$x_n$ is the sequence of all the positive roots of the equation $tan (x)=x$. Is the series $∑1/{x^2_n}$ convergent? 
let ${x_n}$ be the sequence of the positive roots of the equation $tan (x)=x$
Prove/disprove: the series $∑1/{x^2_n}$ converges.

I spent a lot of time trying to prove it, but I do not think I'm doing well.
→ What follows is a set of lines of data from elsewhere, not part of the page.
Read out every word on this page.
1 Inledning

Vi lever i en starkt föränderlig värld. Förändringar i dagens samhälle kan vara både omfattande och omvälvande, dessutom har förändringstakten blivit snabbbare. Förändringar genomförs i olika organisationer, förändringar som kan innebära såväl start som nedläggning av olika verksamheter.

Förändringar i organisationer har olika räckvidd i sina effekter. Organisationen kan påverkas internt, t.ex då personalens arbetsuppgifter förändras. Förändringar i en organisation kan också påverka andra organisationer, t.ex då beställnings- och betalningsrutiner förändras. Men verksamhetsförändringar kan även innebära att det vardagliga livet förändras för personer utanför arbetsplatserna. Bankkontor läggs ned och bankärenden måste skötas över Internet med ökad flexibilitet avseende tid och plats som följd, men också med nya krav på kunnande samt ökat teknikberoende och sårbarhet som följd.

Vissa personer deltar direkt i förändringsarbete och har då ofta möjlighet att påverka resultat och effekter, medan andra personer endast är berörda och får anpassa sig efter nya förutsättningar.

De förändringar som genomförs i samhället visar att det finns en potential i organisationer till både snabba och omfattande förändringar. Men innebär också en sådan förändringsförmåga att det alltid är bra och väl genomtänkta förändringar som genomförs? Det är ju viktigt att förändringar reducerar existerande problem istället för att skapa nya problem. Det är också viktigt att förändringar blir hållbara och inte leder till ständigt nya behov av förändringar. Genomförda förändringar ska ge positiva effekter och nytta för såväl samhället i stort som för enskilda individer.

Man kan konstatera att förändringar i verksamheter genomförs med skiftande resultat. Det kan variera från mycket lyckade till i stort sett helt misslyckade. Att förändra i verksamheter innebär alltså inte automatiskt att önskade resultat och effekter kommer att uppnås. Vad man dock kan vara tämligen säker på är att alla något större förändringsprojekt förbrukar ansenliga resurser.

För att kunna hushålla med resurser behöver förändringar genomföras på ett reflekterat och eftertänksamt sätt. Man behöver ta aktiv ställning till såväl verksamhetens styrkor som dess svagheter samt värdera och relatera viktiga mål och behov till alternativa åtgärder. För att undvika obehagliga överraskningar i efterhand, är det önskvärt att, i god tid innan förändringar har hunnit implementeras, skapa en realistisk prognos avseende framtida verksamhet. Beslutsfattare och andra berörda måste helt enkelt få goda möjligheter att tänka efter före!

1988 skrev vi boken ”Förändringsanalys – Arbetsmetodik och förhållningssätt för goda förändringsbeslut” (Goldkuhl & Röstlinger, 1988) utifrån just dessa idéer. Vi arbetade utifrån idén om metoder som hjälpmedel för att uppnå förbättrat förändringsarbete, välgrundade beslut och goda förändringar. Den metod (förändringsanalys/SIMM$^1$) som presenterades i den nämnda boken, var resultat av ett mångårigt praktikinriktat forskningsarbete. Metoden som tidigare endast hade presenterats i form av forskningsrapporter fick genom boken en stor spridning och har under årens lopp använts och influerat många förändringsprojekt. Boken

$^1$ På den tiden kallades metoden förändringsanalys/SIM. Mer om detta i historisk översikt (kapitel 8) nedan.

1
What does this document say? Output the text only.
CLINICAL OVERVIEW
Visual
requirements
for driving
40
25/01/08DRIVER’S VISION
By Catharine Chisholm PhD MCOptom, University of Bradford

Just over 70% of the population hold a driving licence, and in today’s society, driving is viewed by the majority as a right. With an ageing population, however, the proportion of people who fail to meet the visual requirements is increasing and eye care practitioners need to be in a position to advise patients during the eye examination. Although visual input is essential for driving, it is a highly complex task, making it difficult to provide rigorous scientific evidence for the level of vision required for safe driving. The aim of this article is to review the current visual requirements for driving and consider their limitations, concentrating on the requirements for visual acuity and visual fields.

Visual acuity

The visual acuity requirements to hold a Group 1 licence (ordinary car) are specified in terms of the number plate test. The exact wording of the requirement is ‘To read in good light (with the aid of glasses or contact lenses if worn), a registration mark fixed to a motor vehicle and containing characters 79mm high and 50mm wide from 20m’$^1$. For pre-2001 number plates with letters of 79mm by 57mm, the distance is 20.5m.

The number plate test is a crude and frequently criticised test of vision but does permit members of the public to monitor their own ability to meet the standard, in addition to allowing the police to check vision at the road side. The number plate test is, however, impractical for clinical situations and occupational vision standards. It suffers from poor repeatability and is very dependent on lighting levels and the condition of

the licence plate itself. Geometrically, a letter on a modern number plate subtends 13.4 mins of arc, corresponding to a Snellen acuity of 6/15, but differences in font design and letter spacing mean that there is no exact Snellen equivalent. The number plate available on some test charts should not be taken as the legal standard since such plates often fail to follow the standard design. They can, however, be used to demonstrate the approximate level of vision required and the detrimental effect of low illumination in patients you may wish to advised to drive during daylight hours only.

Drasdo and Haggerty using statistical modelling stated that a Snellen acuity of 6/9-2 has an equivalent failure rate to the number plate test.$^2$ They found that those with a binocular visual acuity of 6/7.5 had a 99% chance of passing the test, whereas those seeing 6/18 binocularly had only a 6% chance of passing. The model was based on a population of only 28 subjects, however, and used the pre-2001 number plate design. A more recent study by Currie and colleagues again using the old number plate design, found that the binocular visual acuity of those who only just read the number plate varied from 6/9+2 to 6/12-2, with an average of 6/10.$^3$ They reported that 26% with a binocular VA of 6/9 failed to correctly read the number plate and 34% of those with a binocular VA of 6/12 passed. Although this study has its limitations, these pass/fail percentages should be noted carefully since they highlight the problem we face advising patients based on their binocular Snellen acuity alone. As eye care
By looking at the graph, I know that for any natural n, $nπ<x_n<(n+1/2)π$
So let $a_n=1/((n+1/2)π)^2$ and $c_n=1/(nπ)^2$$
Using the comparison test with the convergent series $ ∑1/{n^2}$ and $p_n = 1/{n^2}$ we have:
$\lim_{n\rightarrow∞} (a_n/p_n) = \lim_{n\rightarrow∞} (1/((n+1/2)π)^2 )/(1/n^2 ) = 1/\pi^2$
$\lim_{n\rightarrow∞} (c_n/p_n) = \lim_{n\rightarrow∞} (1/(nπ)^2 )/(1/n^2 ) = 1/\pi^2$
So,  $ ∑1/{a_n}$ and $ ∑1/{c_n}$ are convergent.
let $ε>0$.
There is some N such that for any $n,k>N$ , $ |∑1/{a_n}| < ε$ and $ |∑1/{c_n}|< ε$
We know that $a_n≤1/(x_n^2 )≤c_n$, so $ ∑1/{a_n}≤∑1/{x^2_n}≤∑1/{c_n}$
Therefore $-ε<∑1/{x^2_n}<ε$
Which leading the conclusion: according to Cauchy convergence test, the series $∑1/{x^2_n}$ convergent.
Questions:
The graph conclusions are correct?
How can I prove mathematically what I assumed from the graph?
Is the rest of the proof correct?
Can someone prove or disprove the problem from zero in a formal way? I have been reading every bit of information on Stack and the Internet, I couldnt find a full proof to this problem.
 A: As to the zeros of $\tan x$, we know that $\lim_{x\to n\pi+}\tan x = -\infty$, and $\lim_{x\to n(\pi+1/2)-}\tan x = \infty$ and that $\tan x$ is increasing, so there is exactly one zero between $n\pi$ and $(n+1/2)\pi.$
Your proof is correct, I think, but it can be simplified.  Since $x_n>n\pi$, we have ${1\over x_n^2}<{\pi\over n^2}$, so the series converges be comaparison with $\sum{\pi\over n^2}$. 
A: You have $$ x_n>n\pi \implies \frac {1}{x_n^2}<\frac {1}{n^2}$$
Thus the series converges by comparison.
A: To prove that in each interval $(n\pi-\frac\pi{2}, n\pi+\frac\pi{2})$, there exists only one solution of equation $\tan x = x$ note that on each integral $\tan x$ is continuous and
$$\frac{d}{dx}(\tan x - x) = \tan^2 x \ge 0$$
If in such interval there were two numbers $x_1$, $x_2$, $x_1<x_2$ such that $\tan x_1 - x_1 = \tan x_2 -x_2 =0$ it would mean that 
$$ 0 = \int_{x_1}^{x_2} \frac{d}{dx}(\tan x - x) \, dx= \int_{x_1}^{x_2} \tan^2 x \, dx> 0$$
which is a contradiction.
This proves that in each interval there exists $(n\pi-\frac\pi{2}, n\pi+\frac\pi{2})$  at most one solution. To prove that there exists exactly one solution, it is enough to note that 
$$\lim_{x\rightarrow (n\pi-\frac\pi{2})^+} (\tan x -x) = -\infty , \qquad \lim_{x\rightarrow (n\pi+\frac\pi{2})^-} (\tan x -x) = \infty$$
and use the continuity of $\tan x-x$ on the interval $(n\pi-\frac\pi{2}, n\pi+\frac\pi{2})$. Using similar argument you can prove that for $n>0$ this unique solution lies in the interval $(n\pi, n\pi+\frac\pi{2})$
The rest of the proof is correct, although you can make it simpler, it is enough to note that $\frac{1}{x_n^2} < \frac{1}{\pi^2n^2}$ and series $\sum_n \frac{1}{n^2}$ is convergent.